Faculty Senate Chair Donald Brady (Joe Howell/Vanderbilt)

“I am very proud of the action that the Faculty Senate has taken to support student safety and security, both through encouraging faculty to be resources for students and through becoming more aware themselves about the role each of us can take in preventing and addressing power-based violence,” said Donald Brady, chair of the Faculty Senate. “This member-driven resolution also demonstrated the incredible collaboration that can occur across the campus—involving students, faculty and administration—to tackle important issues.”

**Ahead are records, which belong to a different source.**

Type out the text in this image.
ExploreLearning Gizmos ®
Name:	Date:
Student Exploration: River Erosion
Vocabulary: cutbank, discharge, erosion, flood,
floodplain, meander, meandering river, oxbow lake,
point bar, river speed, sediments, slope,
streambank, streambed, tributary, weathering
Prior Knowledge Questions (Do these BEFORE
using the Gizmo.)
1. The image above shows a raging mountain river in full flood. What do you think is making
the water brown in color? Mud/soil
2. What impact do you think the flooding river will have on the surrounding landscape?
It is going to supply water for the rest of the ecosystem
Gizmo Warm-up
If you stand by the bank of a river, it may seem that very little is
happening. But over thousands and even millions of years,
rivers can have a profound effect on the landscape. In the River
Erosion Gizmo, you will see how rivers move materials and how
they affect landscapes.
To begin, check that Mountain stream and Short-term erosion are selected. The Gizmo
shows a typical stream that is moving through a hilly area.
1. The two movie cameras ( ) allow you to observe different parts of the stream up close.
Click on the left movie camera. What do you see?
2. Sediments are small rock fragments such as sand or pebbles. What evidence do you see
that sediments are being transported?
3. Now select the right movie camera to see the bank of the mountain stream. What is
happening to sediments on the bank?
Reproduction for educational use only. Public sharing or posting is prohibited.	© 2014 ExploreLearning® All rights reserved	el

The resolution calls for all faculty senators to participate in the Vanderbilt University Personal Empowerment Through Self Awareness (VU PETSA) training module. In response to new federal requirements and as part of ongoing efforts to enhance awareness of initiatives and resources to prevent sexual assault, Vanderbilt produced the new education module earlier this year. VU PETSA is a series of videos that is part of an educational initiative required by the Campus Sexual Violence Elimination Act, known as Campus SaVE, passed in March 2013.

Currently all first-year and transfer students are required to complete the VU PETSA online tutorial and quiz. However, anyone can participate in the tutorial by visiting the VU PETSA website.

A formal partnership between the Faculty Senate and the Green Dot initiative also will be established, resulting in one Faculty Senate representative serving as a member of the Green Dot committee each year. The green dot is the symbol and name of a national program designed to provide a comprehensive approach to violence prevention that capitalizes on the power of peer and cultural influence. The program has been adopted at a number of colleges and universities across the country. Vanderbilt adopted the model in 2009.

The Green Dot model targets all community members and seeks to engage them through awareness, education and skills practice in proactive behaviors that establish intolerance of violence as the norm, as well as reactive interventions in high-risk situations—resulting in the ultimate reduction of violence.

Under the resolution, existing university task forces that deal with issues related to personal violence and sexual assault also will be asked to report their findings to the Faculty Senate at least once per year.

Additionally, all academic departments are expected to join in formal discussions with designated student advocates and student affairs professional staff in order to promote better understanding of the issues associated with sexual assault and to provide appropriate, high-quality care for sexual assault survivors.